I’m pushing for a moratorium on frontier AI runs, implemented through what's called a compute cap. So, what this would mean is, an internationally binding agreement, like a non-proliferation agreement, where we agree, at least for some time period, to not build larger computers above a certain size, and not perform AI experiments which take more than a certain amount of computing power. This has the benefit that this is very objectively measurable. The supply chain is quite tight, it needs very specific labor and abilities to build these systems, and there's only a very small number of companies that can really do the frontier experiments. And they’re all in law-abiding western countries. So, if you impose a law that Microsoft has to report every experiment and not do ones over a certain size, they would comply. So this is absolutely a thing that is doable, and would imminently buy us all more time to actually build the long term technical and socio-political solutions. Neither this nor my deepfake proposal are long term solutions. They are first steps.

One thing that the people who are pushing forward very quickly on AI tend to say is that it's actually immoral to slow down. Think of all of the life-extending technology we can make with AI, the economic growth, the scientific advancements. I'm sure you've heard that argument before. What's your response?

I mean, this is like saying, hey, it's immoral to put seatbelts into cars, because think of how much more expensive this is going to make cars, so fewer people can have cars. And don't you want people to have access to freedom of mobility? So actually, you're a bad person advocating for seatbelts. This might sound absurd to you, but this is real. This is what happened when seatbelt legislation was first getting introduced. The car companies waged a massive propaganda campaign against seatbelts. What I'm saying here is that if you’re making money, you want more money, and you want it as fast as possible. And if someone is inconveniencing you, you want to work against it.

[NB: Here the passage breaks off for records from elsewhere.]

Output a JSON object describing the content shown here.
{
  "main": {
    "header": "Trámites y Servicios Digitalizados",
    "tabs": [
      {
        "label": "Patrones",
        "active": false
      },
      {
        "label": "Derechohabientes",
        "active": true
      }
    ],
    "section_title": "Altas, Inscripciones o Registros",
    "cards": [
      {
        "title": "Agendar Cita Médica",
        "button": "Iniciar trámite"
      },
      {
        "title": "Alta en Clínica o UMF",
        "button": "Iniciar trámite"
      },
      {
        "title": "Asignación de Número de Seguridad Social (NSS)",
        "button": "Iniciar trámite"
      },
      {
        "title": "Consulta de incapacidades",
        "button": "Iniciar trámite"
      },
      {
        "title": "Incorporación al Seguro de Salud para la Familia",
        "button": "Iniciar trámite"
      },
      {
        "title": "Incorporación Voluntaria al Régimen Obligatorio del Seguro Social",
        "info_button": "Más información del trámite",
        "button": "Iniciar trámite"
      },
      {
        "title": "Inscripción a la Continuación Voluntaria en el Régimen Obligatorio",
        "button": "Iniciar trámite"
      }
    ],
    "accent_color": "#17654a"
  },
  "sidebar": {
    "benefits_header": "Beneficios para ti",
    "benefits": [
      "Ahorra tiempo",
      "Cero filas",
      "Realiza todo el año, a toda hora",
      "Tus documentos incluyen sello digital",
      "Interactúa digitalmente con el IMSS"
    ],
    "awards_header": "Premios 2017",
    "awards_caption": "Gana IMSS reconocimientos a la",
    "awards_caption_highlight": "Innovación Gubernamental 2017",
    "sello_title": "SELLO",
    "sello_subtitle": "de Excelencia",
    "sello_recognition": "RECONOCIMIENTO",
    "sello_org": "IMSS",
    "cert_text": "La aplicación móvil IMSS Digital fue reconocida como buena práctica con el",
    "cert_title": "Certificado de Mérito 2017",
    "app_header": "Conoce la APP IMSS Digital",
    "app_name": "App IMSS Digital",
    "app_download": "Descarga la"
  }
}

But this is like saying, we should take the steering wheel out of the car, and add a bigger motor, because then we can get to our destination faster. But this is just not how anything works in the real world. It’s childish. To get to our destination, going fast is not sufficient, you also have to target correctly. And the truth is that we are not currently targeted to a good future. If we just continue down this path, sure, we could go faster, but then we're just going to hit the wall twice as fast. Good job. Yeah, we are not currently on a good trajectory. This is not a stable equilibrium. And I think this is the real underlying disagreement is I think a lot of people just have their heads in the sand. They're, you know, privileged, well, wealthy people who have a certain disposition to life where for them, things tend to tend to work out. And so they just think, well, things will just continue to work out. The world hasn't ended in the past, so it won't end in the future. But this is obviously only true until the day it's wrong. And then it's too late.

Are you more optimistic than you were this time last year, or more pessimistic?

I'd say I'm more optimistic about something actually happening in terms of regulation. I think I've been positively surprised by how many people exist who, once educated on the problem, can reason about it and make reasonable decisions. But that alone is not enough. I am quite concerned about laws getting passed that have symbolic value, but don't actually do anything. There's a lot of that kind of stuff happening.

But I'm more pessimistic about the state of the world. What really makes me more pessimistic is the rate of technical progress, and the amount of disregard for human life and suffering that we've seen from technocratic AI people. We've seen various megacorps saying they just don't care about AI safety, it's not a problem, don't worry about it, in ways that really harken back to oil companies denying climate change. And I expect this to get more intense. People who champion difficult, unpopular causes are very familiar with this kind of mechanism. It's nothing new. It's just applied to a new problem. And it's one where we have precious little time. AI is on an exponential. It's unclear how much time we have left until there's no going back. We might have one year, two years, five years. I don't think we have 10 years.